Crowdsource government work

One way to reset the relationship of government and the public — from constant complaint — is to make it collaborative — thus constructive.

In my pollyanna way, I imagine a day when citizens could take over some tasks of government to save money and do them better. How about this as a small pilot:

Politico reports today that Rupert Murdoch wants to charge the White House $600,000 a year for access to news clips. The White House now pays $100,000 a year to a clipping service and News Corp. want to charge them for access to WSJ news in an apparent bid to make the White House deal directly with its own Factiva.

Well, to hell with that.

I have no doubt that we, the people, could do a spectacular job of curating clips — links and excerpts — for the White House (and us all).

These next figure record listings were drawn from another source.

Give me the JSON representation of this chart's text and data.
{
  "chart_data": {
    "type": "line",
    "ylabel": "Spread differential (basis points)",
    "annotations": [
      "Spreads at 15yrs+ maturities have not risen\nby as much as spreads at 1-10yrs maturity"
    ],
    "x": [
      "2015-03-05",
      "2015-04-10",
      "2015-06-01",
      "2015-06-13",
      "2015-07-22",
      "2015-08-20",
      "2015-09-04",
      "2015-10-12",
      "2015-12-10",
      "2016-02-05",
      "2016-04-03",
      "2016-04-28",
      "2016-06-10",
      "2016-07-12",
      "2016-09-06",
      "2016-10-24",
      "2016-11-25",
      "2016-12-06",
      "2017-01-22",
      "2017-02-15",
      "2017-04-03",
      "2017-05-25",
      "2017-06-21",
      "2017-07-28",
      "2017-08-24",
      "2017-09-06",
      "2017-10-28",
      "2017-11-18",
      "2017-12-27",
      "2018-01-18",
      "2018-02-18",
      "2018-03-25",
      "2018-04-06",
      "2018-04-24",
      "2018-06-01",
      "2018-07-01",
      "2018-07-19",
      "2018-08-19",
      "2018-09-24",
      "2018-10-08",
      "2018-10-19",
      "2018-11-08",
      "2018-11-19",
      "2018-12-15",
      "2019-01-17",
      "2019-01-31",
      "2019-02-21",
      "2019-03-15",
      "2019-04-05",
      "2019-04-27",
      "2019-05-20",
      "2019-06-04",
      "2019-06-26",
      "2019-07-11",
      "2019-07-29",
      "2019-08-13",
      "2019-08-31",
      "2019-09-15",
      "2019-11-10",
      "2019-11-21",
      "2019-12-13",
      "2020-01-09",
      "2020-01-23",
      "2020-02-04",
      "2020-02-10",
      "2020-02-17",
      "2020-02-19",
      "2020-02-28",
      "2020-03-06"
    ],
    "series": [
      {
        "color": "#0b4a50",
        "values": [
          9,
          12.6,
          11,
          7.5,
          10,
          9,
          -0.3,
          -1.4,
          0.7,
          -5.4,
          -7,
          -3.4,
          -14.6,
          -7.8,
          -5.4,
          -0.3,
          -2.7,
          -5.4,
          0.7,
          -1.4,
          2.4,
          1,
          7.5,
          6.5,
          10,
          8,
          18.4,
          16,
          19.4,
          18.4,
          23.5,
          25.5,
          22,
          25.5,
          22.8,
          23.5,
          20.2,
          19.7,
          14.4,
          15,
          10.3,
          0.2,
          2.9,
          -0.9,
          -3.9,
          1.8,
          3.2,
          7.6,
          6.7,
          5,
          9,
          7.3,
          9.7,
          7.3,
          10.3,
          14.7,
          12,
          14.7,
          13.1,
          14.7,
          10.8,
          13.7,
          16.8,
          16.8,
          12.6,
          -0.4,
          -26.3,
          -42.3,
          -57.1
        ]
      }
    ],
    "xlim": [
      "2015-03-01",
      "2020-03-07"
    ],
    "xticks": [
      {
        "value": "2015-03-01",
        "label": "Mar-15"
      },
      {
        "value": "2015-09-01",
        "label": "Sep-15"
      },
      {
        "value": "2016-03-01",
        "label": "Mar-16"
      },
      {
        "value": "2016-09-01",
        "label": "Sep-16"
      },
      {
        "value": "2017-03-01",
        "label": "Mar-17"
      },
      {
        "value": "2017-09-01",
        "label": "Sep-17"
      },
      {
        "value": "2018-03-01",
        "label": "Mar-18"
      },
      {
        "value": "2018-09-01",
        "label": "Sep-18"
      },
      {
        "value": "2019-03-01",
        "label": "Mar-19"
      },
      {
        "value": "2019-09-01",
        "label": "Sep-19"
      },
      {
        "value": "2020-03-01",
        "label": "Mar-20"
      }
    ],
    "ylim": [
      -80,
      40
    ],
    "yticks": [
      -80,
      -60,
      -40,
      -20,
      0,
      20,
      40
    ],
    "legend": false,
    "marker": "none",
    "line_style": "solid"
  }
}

Imagine Wikiclips. Start with news data bases like Daylife (full disclosure: I’m a partner there) or GoogleNews as well as key RSS feeds (original sources and curated collections like RealClearPolitics) and canned searches and then create a very simple tool atop that to enable volunteer citizen-curators to find and highlight the important stuff. The Washington Post or New York Times or Techmeme could create the platform for the benefit of all.

There’s no reason for this task to be done at taxpayer expense. There’s no reason for the results of this work to be private; we all should see it. How could conservative Murdoch argue with saving tax dollars?